Why is it important?

The pre-production stagnation reflects a governance problem, not a technical capability issue. The necessary controls have existed for years: least privilege, audit logs, identity management, and restricted access. However, companies fail to apply them to AI agents. This hinders the adoption of a technology that promises to automate complex tasks, from code generation to infrastructure management. According to a 2024 Gartner study, 80% of companies are expected to have implemented AI agents in production by 2026, but TechRadar data suggests the path will be slower without proper governance. The economic impact is significant: companies that do not scale agents will lose productivity and competitive advantage compared to those that do.

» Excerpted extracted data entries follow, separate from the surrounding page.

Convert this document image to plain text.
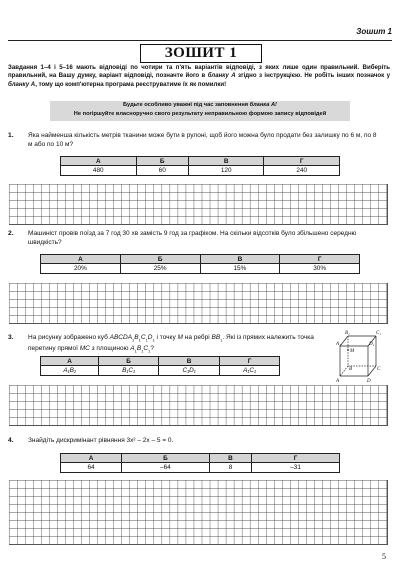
Зошит 1
ЗОШИТ 1
Завдання 1–4 і 5–16 мають відповіді по чотири та п'ять варіантів відповіді, з яких лише один правильний. Виберіть правильний, на Вашу думку, варіант відповіді, позначте його в бланку А згідно з інструкцією. Не робіть інших позначок у бланку А, тому що комп'ютерна програма реєструватиме їх як помилки!
Будьте особливо уважні під час заповнення бланка А!
Не погіршуйте власноручно свого результату неправильною формою запису відповідей
1. Яка найменша кількість метрів тканини може бути в рулоні, щоб його можна було продати без залишку по 6 м, по 8 м або по 10 м?
А	Б	В	Г
480	60	120	240
2. Машиніст провів поїзд за 7 год 30 хв замість 9 год за графіком. На скільки відсотків було збільшено середню швидкість?
А	Б	В	Г
20%	25%	15%	30%
3. На рисунку зображено куб $ABCDA_1B_1C_1D_1$ і точку M на ребрі $BB_1$. Які із прямих належить точка перетину прямої MC з площиною $A_1B_1C_1$?
А	Б	В	Г
A₁B₁	B₁C₁	C₁D₁	A₁C₁
B₁	C₁
A₁	D₁
M
B
A	D
C
4. Знайдіть дискримінант рівняння 3x² – 2x – 5 = 0.
А	Б	В	Г
64	–64	8	–31
5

What consequences will it have?

If adequate controls are not implemented, organizations will continue to limit agents to test environments, losing productivity and competitive advantage. Conversely, those that adopt governance from the start will be able to scale agents safely, reducing errors and costs. Proxy tools, real-time monitoring, and identity-based LLM routing are expected to emerge to fill this gap. Companies like Microsoft, with its Copilot platform, are already integrating identity-based access controls, and startups like Guardrails AI offer security layers for agents. However, the market is still fragmented and many solutions are immature. The long-term consequence is a gap between companies that master agent governance and those that do not, similar to what happened with cloud adoption in the early 2010s.

What should readers know?

To unlock the potential of AI agents, companies must implement three key controls: isolate (ephemeral environments, zero network access by default, allowlists), restrict (least privilege, API keys with limited scope), and approve (real-time monitoring, alerts for anomalous behavior). These principles already work for human engineers; they just need to be applied to agents. Default isolation means each task runs in an ephemeral workspace, with no shared state between executions, limiting damage in case of error. Network access should be zero by default, with an explicit allowlist of domains, methods, and routes. Even with restricted access, sensitive systems like GitHub or Salesforce should be configured in read-only mode. For tool call control, the Model Context Protocol (MCP) allows invoking external APIs with granular permissions. Real-time monitoring should detect spikes in calls, new domains, or anomalous token consumption, and trigger alerts or automatic blocks.

“The problem is not the agents. It is the absence of governance when using them.” – TechRadar

Essential controls

  • Default isolation: Ephemeral workspaces, no shared state, and zero network access by default with explicit allowlists.
  • Restricted permissions: Agents should never inherit full user credentials; use API keys with least privilege and scope limited to specific resources.
  • Real-time monitoring: Alerts for call spikes, new domains, or anomalous token consumption; integration with SIEM for automated response.

Governance is not optional; it is the enabler for AI agents to move from experimentation to production. Companies that implement these controls will be able to scale agents safely, while those that do not will be left behind. The future of work with AI depends on governing, not just implementing.